Die neuen Aufsteiger
Einige asiatische Länder wachsen weniger stark als vor ein paar Jahren, vor allem aufgrund der deutlichen Verlangsamung in China. Solange die Handelskanäle offen bleiben und die Regierungen weiterhin auf Stabilität setzen, bleiben die Aussichten gerade auch für die ärmeren Länder positiv.

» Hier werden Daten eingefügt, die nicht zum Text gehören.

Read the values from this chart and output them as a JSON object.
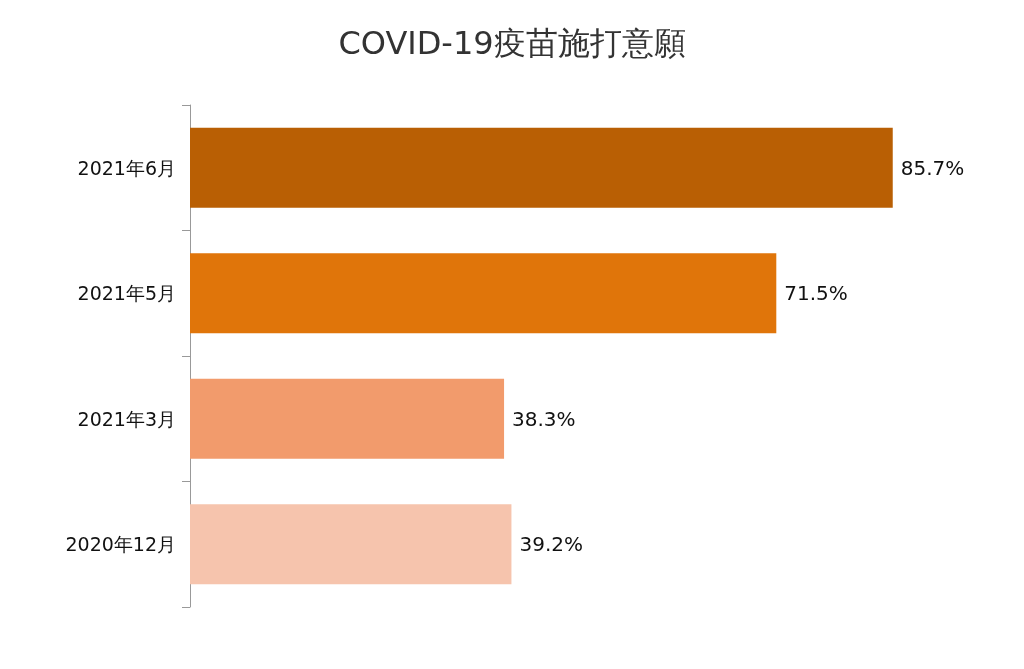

Asien hat seit dem Zweiten Weltkrieg drei «Wirtschaftswunder» erlebt: zuerst das enorme Wachstum Japans von den frühen 1950er bis in die späten 1980erJahre, dann den Aufstieg der vier Tigerstaaten Hongkong, Korea, Singapur und Taiwan, der von Mitte der 1960er bis Mitte der 1990er Jahre dauerte, und schliesslich den in erster Linie durch China getriebenen Wachstumsschub ab den frühen 2000er Jahren bis etwa 2014. Während südasiatische Länder wie Malaysia und Thailand an den zwei letzten Wachstumsperioden partizipieren konnten, waren es insgesamt die Volkswirtschaften im Norden Asiens, die am stärksten zulegten. Gemessen am Pro-Kopf-BIP haben sie zu Deutschland und den USA – den beiden führenden westlichen Volkswirtschaften – aufgeschlossen und diese teilweise sogar überholt.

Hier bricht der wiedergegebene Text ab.